Durante los días y años siguientes el pequeño Ling se tomó en serio sus tareas. Wang Fo lo observaba pintar, y sobre todo observar durante largo tiempo a las aves, las hortalizas, las gotas de lluvia acumularse en la tierra. Wang Fo cuidaba de la huerta, se sentaba a la mesa, pintaba, y por las noches se iba a dormir y allí estaba el niño, mirándolo, observando, contemplando sus movimientos, sus manos arrugadas, cada rincón de su expresión, contando sus cabellos. Wang Fo, cada vez más cansado y con su salud delicada, encontraba el comportamiento del niño muy divertido, y aunque nunca había visto a ningún pintor trabajar de esa forma, se alegró de que al menos se hubiera disciplinado. Él ya casi no contaba con fuerzas para hacer mucho más, por las noches se agitaba, y le costaba respirar. Ahora era Ling, el que se levantaba más temprano, sacaba el agua del pozo y preparaba el te, el que limpiaba el pescado, y cuidaba las cosechas. Wang Fo estaba delicado, y un día, ya no despertó. La ceremonia de entierro se llevó a cabo en el bosque, donde Ling, desconsolado, siendo todavía poco más que un niño, despidió a su maestro.
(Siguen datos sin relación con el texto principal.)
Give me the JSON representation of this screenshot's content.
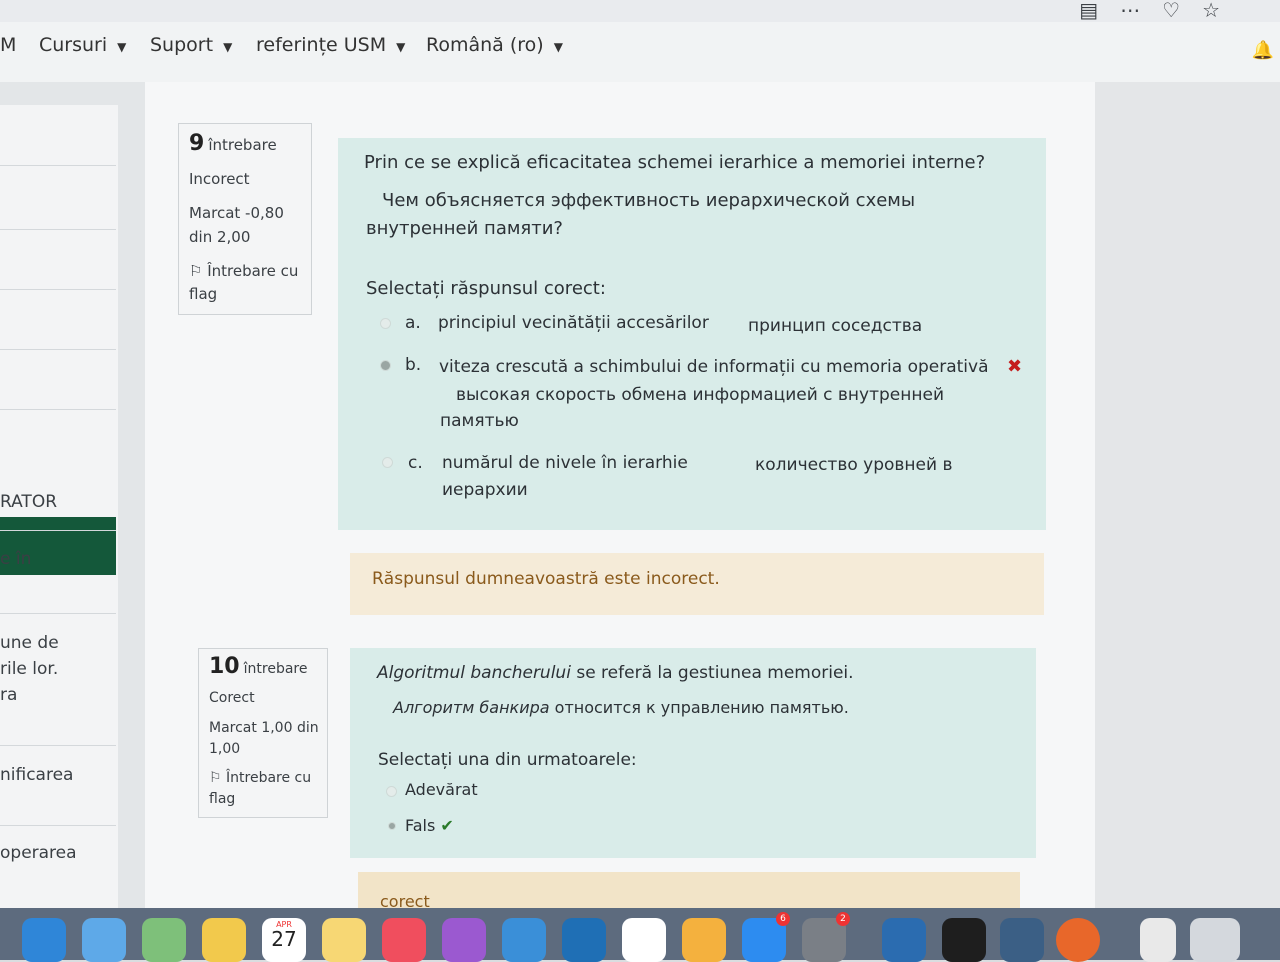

El jovencito regresó a la cabaña y contempló las obras de su maestro y las suyas. Queriendo emular todo lo que él le había enseñado, se sentó en el pequeño asiento de madera y comenzó a pintar. Pintó y pintó, largos años pasaron, en los que Ling aprendió a cuidarse solo, a pintar con la salida del sol, y a cuidar de la huerta. Viajaba al pueblo, donde vendía hortalizas. Nunca había querido vender las pinturas del maestro, pero las suyas empezaban a venderse, poco a poco, aunque a Ling eso no le importaba demasiado. Él quería hacer magia. Recordó los detalles del rostro de su maestro y sin pensar, deslizó las manos sobre el lienzo. Primeros dibujó los ojos rasgados, el lacio cabello blanco, el vestido azul. Los días y años pasaron, y Ling siempre volvía a retomar el retrato. Cada vez estaba más cerca. Hasta que un día, cuando Ling ya era un jovencito con esbozos de barba en el rostro, lo terminó. Creyendo haber fracasado, se cubrió el rostro, y comenzó a llorar, pero el llanto se interrumpió. Allí estaba el maestro, de pie en la habitación, caminando despacio. Wang Fo al principio no reconoció a su discípulo. Ling estaba muy cambiado. No llegó a contemplarlo en detalle que el chico se le echó encima, y en un arrebato, lo abrazó.